Right now I live in a climate with extreme humidity (Bangkok, Thailand). Closing the windows and doors helps keep out the sticky/moist air and raise the comfort level, but I’m concerned that I might be depriving my brain of oxygen especially during my night hours.
The room is fairly small, I would guess about 180 square feet. Is running low on oxygen a real concern if I close all the windows and doors for say 16 hours?
If you’re in doubt, put a potted plant in there to convert your outgassed carbon dioxide back into oxygen. Or, learn to live in a hot climate with a ceiling fan. My wife and I lived in a room smaller than that in Indonesia, with no AC, we never closed the doors or windows.
Your house is not airtight. I have never heard of anyone suffocating because they didn’t open up windows or doors (unless they were in South Korea and a fan was involved, of course)
I don’t think this has to be a binary discussion around suffocating or not suffocating. Hopefully someone with more knowledge than me can comment on air quality and whether it goes down if the windows aren’t open.
The room is not sealed, so air from outside will enter the room and replace oxygen used up by your breathing. It may be down slightly but will soon establish a stable level.
Define air quality? There will be sufficient oxygen for you to breath. It may start smelling a bit rank over time.
I’m afraid “air quality” is completely subjective, but I think knowing the actual numbers helps better understand what’s involved.
NASA, figures their astronauts need 0.84 kg/day of oxygen to perform their duties.
The air in your room is .3 kg/m3 so you you only need about 3 cubic meters worth of air to supply your oxygen needs. It looks like your room is probably something like 40 m3 of air, so you’re well above NASA standards for oxygen.
I would think most other issues of “air quality” would be self apparent. For example, the feeling of suffocating is triggered by a build up of CO2, not from a lack of O2, so if the CO2 levels of the room were getting too high, you would feel it.
The real issue is carbon dioxide not oxygen. You’ll suffer ill effects from too high a concentration of carbon dioxide in the air you’re breathing before you suffer any effects from too low a concentration of oxygen. So ventilation is more about decreasing excess carbon dioxide rather than increasing oxygen.
This post shows the rate at which carbon dioxide builds up. Their bottom line is you’d die in about twelve days in a 4800 cubic foot sealed room. This post uses a smaller 1000 cubic foot sealed room and says you’d have about twelve hours. But it’s worth noting that both of these posts are assuming the room is sealed.

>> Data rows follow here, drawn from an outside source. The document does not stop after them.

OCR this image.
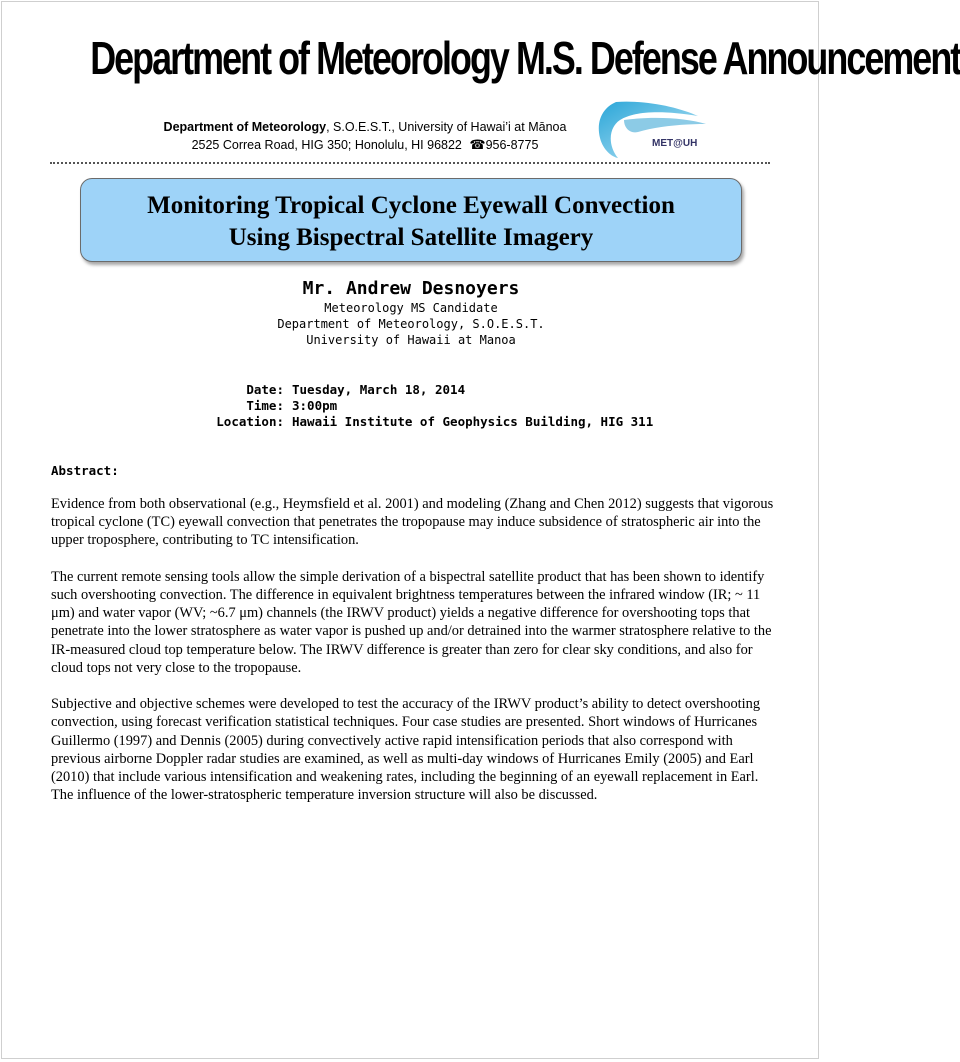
Department of Meteorology M.S. Defense Announcement
Department of Meteorology, S.O.E.S.T., University of Hawai’i at Mānoa
2525 Correa Road, HIG 350; Honolulu, HI 96822 ☎956-8775	MET@UH
Monitoring Tropical Cyclone Eyewall Convection
Using Bispectral Satellite Imagery
Mr. Andrew Desnoyers
Meteorology MS Candidate
Department of Meteorology, S.O.E.S.T.
University of Hawaii at Manoa
Date:	Tuesday, March 18, 2014
Time:	3:00pm
Location:	Hawaii Institute of Geophysics Building, HIG 311
Abstract:

Evidence from both observational (e.g., Heymsfield et al. 2001) and modeling (Zhang and Chen 2012) suggests that vigorous tropical cyclone (TC) eyewall convection that penetrates the tropopause may induce subsidence of stratospheric air into the upper troposphere, contributing to TC intensification.

The current remote sensing tools allow the simple derivation of a bispectral satellite product that has been shown to identify such overshooting convection. The difference in equivalent brightness temperatures between the infrared window (IR; ~ 11 μm) and water vapor (WV; ~6.7 μm) channels (the IRWV product) yields a negative difference for overshooting tops that penetrate into the lower stratosphere as water vapor is pushed up and/or detrained into the warmer stratosphere relative to the IR-measured cloud top temperature below. The IRWV difference is greater than zero for clear sky conditions, and also for cloud tops not very close to the tropopause.

Subjective and objective schemes were developed to test the accuracy of the IRWV product’s ability to detect overshooting convection, using forecast verification statistical techniques. Four case studies are presented. Short windows of Hurricanes Guillermo (1997) and Dennis (2005) during convectively active rapid intensification periods that also correspond with previous airborne Doppler radar studies are examined, as well as multi-day windows of Hurricanes Emily (2005) and Earl (2010) that include various intensification and weakening rates, including the beginning of an eyewall replacement in Earl. The influence of the lower-stratospheric temperature inversion structure will also be discussed.
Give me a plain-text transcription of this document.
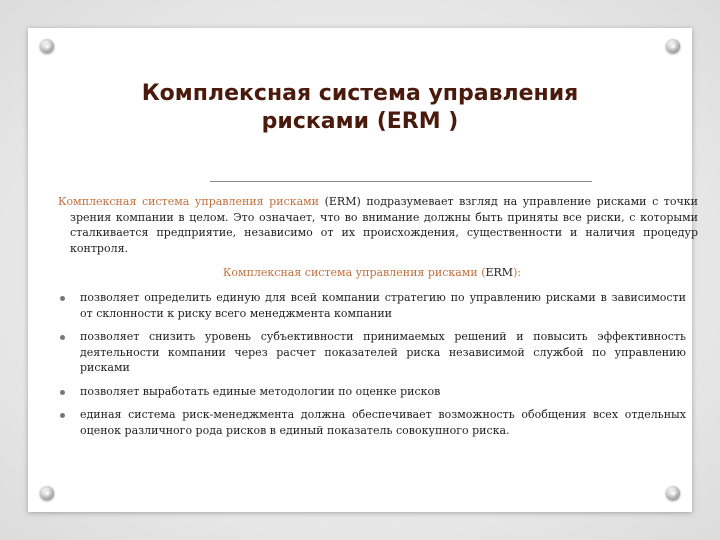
Комплексная система управления
рисками (ERM )

Комплексная система управления рисками (ERM) подразумевает взгляд на управление рисками с точки зрения компании в целом. Это означает, что во внимание должны быть приняты все риски, с которыми сталкивается предприятие, независимо от их происхождения, существенности и наличия процедур контроля.

Комплексная система управления рисками (ERM):
позволяет определить единую для всей компании стратегию по управлению рисками в зависимости от склонности к риску всего менеджмента компании
позволяет снизить уровень субъективности принимаемых решений и повысить эффективность деятельности компании через расчет показателей риска независимой службой по управлению рисками
позволяет выработать единые методологии по оценке рисков
единая система риск-менеджмента должна обеспечивает возможность обобщения всех отдельных оценок различного рода рисков в единый показатель совокупного риска.
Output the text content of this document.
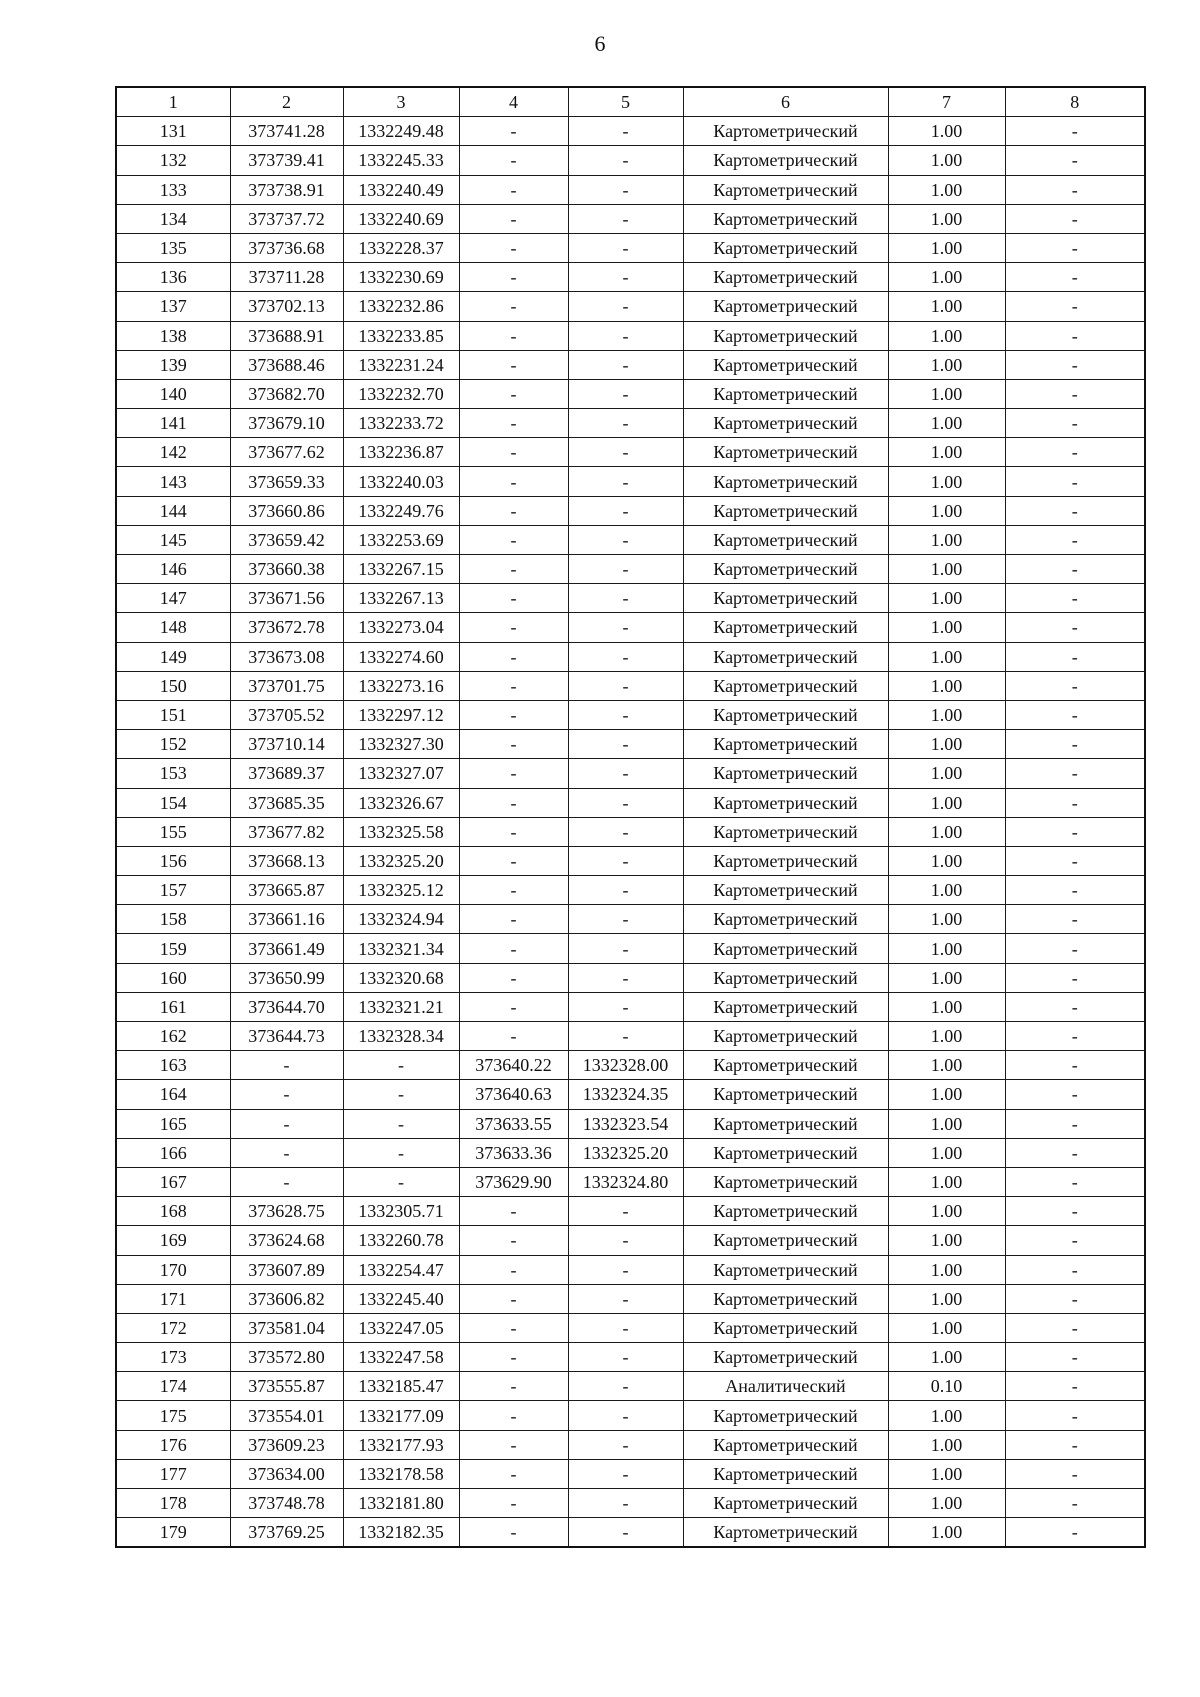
6
1	2	3	4	5	6	7	8
131	373741.28	1332249.48	-	-	Картометрический	1.00	-
132	373739.41	1332245.33	-	-	Картометрический	1.00	-
133	373738.91	1332240.49	-	-	Картометрический	1.00	-
134	373737.72	1332240.69	-	-	Картометрический	1.00	-
135	373736.68	1332228.37	-	-	Картометрический	1.00	-
136	373711.28	1332230.69	-	-	Картометрический	1.00	-
137	373702.13	1332232.86	-	-	Картометрический	1.00	-
138	373688.91	1332233.85	-	-	Картометрический	1.00	-
139	373688.46	1332231.24	-	-	Картометрический	1.00	-
140	373682.70	1332232.70	-	-	Картометрический	1.00	-
141	373679.10	1332233.72	-	-	Картометрический	1.00	-
142	373677.62	1332236.87	-	-	Картометрический	1.00	-
143	373659.33	1332240.03	-	-	Картометрический	1.00	-
144	373660.86	1332249.76	-	-	Картометрический	1.00	-
145	373659.42	1332253.69	-	-	Картометрический	1.00	-
146	373660.38	1332267.15	-	-	Картометрический	1.00	-
147	373671.56	1332267.13	-	-	Картометрический	1.00	-
148	373672.78	1332273.04	-	-	Картометрический	1.00	-
149	373673.08	1332274.60	-	-	Картометрический	1.00	-
150	373701.75	1332273.16	-	-	Картометрический	1.00	-
151	373705.52	1332297.12	-	-	Картометрический	1.00	-
152	373710.14	1332327.30	-	-	Картометрический	1.00	-
153	373689.37	1332327.07	-	-	Картометрический	1.00	-
154	373685.35	1332326.67	-	-	Картометрический	1.00	-
155	373677.82	1332325.58	-	-	Картометрический	1.00	-
156	373668.13	1332325.20	-	-	Картометрический	1.00	-
157	373665.87	1332325.12	-	-	Картометрический	1.00	-
158	373661.16	1332324.94	-	-	Картометрический	1.00	-
159	373661.49	1332321.34	-	-	Картометрический	1.00	-
160	373650.99	1332320.68	-	-	Картометрический	1.00	-
161	373644.70	1332321.21	-	-	Картометрический	1.00	-
162	373644.73	1332328.34	-	-	Картометрический	1.00	-
163	-	-	373640.22	1332328.00	Картометрический	1.00	-
164	-	-	373640.63	1332324.35	Картометрический	1.00	-
165	-	-	373633.55	1332323.54	Картометрический	1.00	-
166	-	-	373633.36	1332325.20	Картометрический	1.00	-
167	-	-	373629.90	1332324.80	Картометрический	1.00	-
168	373628.75	1332305.71	-	-	Картометрический	1.00	-
169	373624.68	1332260.78	-	-	Картометрический	1.00	-
170	373607.89	1332254.47	-	-	Картометрический	1.00	-
171	373606.82	1332245.40	-	-	Картометрический	1.00	-
172	373581.04	1332247.05	-	-	Картометрический	1.00	-
173	373572.80	1332247.58	-	-	Картометрический	1.00	-
174	373555.87	1332185.47	-	-	Аналитический	0.10	-
175	373554.01	1332177.09	-	-	Картометрический	1.00	-
176	373609.23	1332177.93	-	-	Картометрический	1.00	-
177	373634.00	1332178.58	-	-	Картометрический	1.00	-
178	373748.78	1332181.80	-	-	Картометрический	1.00	-
179	373769.25	1332182.35	-	-	Картометрический	1.00	-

If closing the doors and windows makes it less sticky inside, then you must have air conditioning, which will either suck out air or blow in air, so there’s nothing to worry about.
However, I have often felt that in classrooms the oxygen gets depleted and it’s hard to concentrate. (Air condition was/is rare here.) It would be interesting to test carbon dioxide and oxygen levels in various rooms over time.
Home A/C recirculates the air inside the room, the piping going to the compressor outside is for the heat exchanging fluid that soaks up heat from the air inside and dumps it outside, there’s no air exchange.